カタブツ竜王の過保護な求婚

 春の穏やかな日光を遮る東屋は、寄せ棟形式の茅葺き屋根を四本の太い柱が支えているだけ。
 屋根の下には敷石もなく、均された土の上に装飾も何もない、丸太を縦に割って足を付けただけのようなベンチが二脚。そして、ベンチの足を長くしただけといった感じのテーブル。

 付き添いの者たちにも冷たいお茶が配られ、皆が休息を取りながら、長閑な昼下がりの時間を楽しんだ。
 あたたかな風が東屋を吹き抜けていく。


「――さて、もう少し頑張りましょうか? そうすれば、今日の晩餐はきっと豆づくしになるわね」

「ええ!」


 レイナに続いて、ジェマも元気良く立ち上がった。


「ですがジェマ、次からはちゃんと帽子をかぶらないと。これからどんどん暑くなりますからね」

「でも、長い耳がじゃまになるの。それにお姉さまのように肌も白くないし、大丈夫です」

「あら、だめよ。強い日射しを浴び過ぎると、お肌だけじゃなく、体調まで悪くなるのよ。それで私、幼い頃に寝込んだことがあるの。

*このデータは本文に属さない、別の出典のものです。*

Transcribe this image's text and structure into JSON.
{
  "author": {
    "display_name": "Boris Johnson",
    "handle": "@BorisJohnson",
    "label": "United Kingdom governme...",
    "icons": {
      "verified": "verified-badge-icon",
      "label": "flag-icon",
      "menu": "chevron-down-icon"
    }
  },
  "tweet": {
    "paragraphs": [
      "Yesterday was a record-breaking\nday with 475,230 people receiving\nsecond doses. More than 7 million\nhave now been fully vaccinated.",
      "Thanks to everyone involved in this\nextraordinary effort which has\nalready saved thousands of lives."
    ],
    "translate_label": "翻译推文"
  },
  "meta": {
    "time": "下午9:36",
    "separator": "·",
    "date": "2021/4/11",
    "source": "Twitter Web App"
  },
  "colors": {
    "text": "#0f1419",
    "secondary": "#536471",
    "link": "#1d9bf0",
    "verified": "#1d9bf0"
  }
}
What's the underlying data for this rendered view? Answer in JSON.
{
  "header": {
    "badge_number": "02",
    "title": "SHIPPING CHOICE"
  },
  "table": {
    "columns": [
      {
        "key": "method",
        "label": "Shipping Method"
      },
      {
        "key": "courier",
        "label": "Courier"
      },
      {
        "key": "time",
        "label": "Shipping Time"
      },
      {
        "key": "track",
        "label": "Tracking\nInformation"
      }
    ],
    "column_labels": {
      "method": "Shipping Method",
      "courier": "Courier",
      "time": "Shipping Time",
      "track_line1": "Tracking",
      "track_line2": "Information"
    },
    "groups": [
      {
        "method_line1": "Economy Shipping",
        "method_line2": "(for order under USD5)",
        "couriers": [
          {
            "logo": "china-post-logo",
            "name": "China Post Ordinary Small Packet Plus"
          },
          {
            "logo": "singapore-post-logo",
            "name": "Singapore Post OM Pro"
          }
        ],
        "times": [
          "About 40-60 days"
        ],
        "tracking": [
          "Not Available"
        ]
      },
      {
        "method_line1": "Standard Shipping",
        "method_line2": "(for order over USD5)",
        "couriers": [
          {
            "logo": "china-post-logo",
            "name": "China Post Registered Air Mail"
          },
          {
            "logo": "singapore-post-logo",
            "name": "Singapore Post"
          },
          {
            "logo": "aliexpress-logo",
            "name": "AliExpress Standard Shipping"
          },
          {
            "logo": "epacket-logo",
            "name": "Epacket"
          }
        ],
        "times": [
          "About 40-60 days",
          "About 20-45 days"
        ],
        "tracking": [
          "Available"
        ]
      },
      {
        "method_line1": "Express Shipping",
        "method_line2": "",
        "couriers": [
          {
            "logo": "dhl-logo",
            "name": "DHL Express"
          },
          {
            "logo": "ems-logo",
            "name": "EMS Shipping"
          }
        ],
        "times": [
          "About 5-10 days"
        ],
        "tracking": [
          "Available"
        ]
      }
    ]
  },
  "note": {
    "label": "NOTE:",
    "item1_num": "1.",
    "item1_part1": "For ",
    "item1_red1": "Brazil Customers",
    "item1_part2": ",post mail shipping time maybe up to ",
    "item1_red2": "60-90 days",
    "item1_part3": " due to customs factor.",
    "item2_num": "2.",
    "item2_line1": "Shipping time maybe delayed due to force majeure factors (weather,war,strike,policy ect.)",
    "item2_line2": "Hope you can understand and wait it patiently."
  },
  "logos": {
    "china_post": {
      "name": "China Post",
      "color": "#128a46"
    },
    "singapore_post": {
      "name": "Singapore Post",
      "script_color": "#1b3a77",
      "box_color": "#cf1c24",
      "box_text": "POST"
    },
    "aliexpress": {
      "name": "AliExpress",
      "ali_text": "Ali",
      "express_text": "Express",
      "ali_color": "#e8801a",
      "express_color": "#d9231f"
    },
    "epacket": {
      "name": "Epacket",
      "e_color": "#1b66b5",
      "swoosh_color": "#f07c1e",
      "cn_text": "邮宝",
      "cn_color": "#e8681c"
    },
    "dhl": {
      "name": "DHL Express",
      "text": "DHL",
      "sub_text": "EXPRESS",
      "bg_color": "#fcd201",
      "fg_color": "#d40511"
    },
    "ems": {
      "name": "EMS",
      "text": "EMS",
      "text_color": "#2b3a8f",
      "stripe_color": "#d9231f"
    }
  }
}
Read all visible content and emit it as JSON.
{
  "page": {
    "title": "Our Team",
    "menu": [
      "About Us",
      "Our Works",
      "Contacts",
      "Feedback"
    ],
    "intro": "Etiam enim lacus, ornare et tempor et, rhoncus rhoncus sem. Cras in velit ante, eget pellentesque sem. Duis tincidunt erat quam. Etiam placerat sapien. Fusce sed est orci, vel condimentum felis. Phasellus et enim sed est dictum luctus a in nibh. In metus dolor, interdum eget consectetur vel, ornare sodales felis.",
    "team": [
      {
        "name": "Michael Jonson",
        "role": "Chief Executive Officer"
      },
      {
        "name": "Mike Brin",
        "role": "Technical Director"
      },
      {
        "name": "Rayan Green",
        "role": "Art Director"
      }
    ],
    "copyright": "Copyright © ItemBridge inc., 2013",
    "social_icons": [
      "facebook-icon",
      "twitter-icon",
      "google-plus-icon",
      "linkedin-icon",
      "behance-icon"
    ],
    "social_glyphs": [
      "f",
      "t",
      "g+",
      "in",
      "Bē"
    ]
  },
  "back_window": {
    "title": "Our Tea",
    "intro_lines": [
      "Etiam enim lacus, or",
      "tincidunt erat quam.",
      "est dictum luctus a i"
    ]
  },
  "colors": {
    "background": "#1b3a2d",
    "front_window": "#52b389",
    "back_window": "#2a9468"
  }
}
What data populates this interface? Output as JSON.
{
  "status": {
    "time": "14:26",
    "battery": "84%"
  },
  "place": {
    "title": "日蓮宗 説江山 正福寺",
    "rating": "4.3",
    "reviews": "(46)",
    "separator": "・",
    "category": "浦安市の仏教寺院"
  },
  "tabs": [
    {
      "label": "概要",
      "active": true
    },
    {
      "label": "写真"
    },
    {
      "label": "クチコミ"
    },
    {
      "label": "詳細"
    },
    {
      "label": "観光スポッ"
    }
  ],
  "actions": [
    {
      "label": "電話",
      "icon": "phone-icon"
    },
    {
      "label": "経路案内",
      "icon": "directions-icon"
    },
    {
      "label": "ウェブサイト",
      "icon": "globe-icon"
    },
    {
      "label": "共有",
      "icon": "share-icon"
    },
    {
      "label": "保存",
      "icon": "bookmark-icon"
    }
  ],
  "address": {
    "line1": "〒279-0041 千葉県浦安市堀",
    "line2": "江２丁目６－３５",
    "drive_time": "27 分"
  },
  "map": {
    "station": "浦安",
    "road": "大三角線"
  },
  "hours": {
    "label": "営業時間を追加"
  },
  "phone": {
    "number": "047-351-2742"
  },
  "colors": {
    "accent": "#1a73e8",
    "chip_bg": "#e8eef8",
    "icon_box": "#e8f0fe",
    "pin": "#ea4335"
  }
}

だから油断は禁物よ」

「お姉さまが?」

「ええ、昔の私はとてもお転婆だったから」


 ちょっと澄ました調子で、諭すように言う。
 と、後ろでアンヌがぷっと吹き出す気配を感じた。現在進行形でお転婆でしょうと言わんばかりだ。

 レイナは黙ってなさいと睨みつけた。
 そのアンヌも、他の侍女たちも、ジェマ以外の女性陣はみんな帽子をかぶっている。
 ジェマはこくりと小さくうなずいた。


「わかりました。次からは帽子をかぶるようにします」


 しおらしい返事に誰よりもほっとしたのは、ジェマの侍女たちだった。